Does the Church need reform? Oh literally sweet Jesus, yes. The hierarchy and much of its pastoral authority is deformed almost beyond recognition. They don’t even seem to realize that they have lost our trust and need to work to regain it. There are abusers in power. There are structures in place that make it impossible to hold abusers and their enablers to account. There are too many ways to keep horrible secrets; too many places for abusers to hide. God’s word is used to shout down victims and their defenders and to amplify hypocrites, opportunists, and predators. This is the state of the Church today. These are the things that must, please God, change.

But these grotesqueries, these deformations, are not who the Church herself is. They are like parasites living off the Body of Christ. They fight like mad to preserve their host, not because they love her, but because they need their daily feeds. They must be scoured away so that the body of Christ can be pure again. I don’t know how, but I see it must be done.

But there is change, and there is change. If we want to preserve our loving relationship with the Body of Christ and not unwittingly fall into patterns of abuse against her, we must learn to make the distinction between who the Church is, and what her members and her representatives do — what they have done, in fact, to her. The latter must often be changed; the former is inviolable.

We can learn who the Church is by what she teaches, what she says. And sometimes, what she says is “no.” This is inviolable. She is inviolable.

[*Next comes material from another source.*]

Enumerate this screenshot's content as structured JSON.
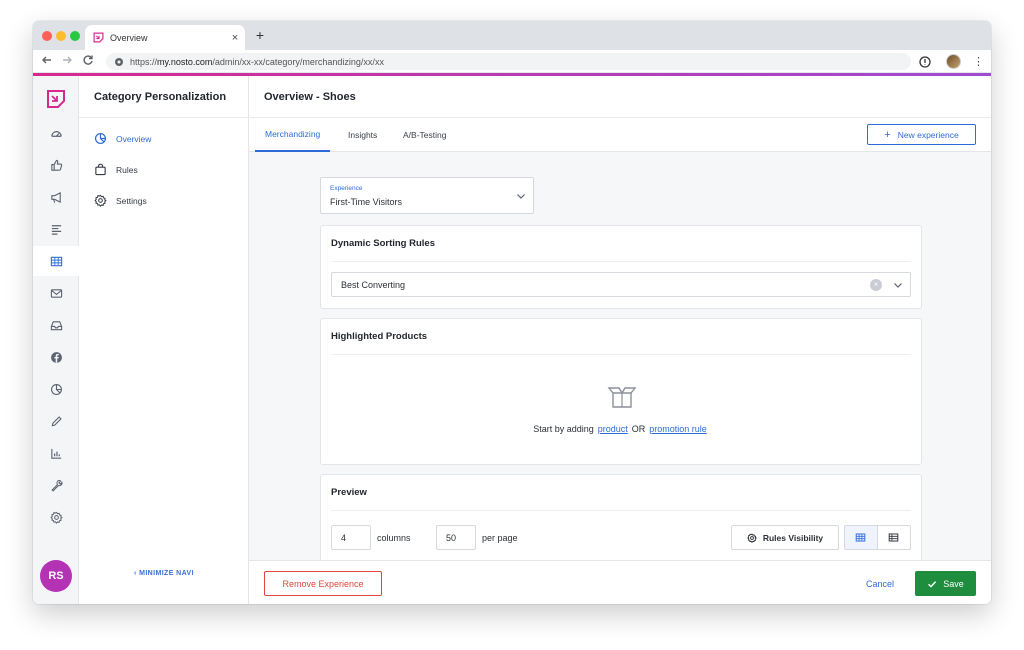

Lately, we have perhaps become used to thinking of the Church as the abuser. So many people have been maligned, mistreated, guilted, shamed, or literally raped by those who call themselves the Church. But we must see clearly. Those who abuse and enable abuse in the name of Christ are not the Church; they are to the Church as a pimp is to a sex slave. They will defend her, not because they love her, but because she brings them power and money. They are the ones who must repent and reform, not her. She is the victim. She is not the one who needs to change. The Church is a person, and she has the right to say “no,” both to those who abuse her outright, and to those who want to blame her for being abused.

We will not purify the Body of Christ by attacking what and who she is, and that includes what she says. No means no. Like anyone whose demands have been rejected, we don’t have to like it, but we do have to accept it, especially if we say you love the Church. She is someone, not something. When she says “no,” she means “no.”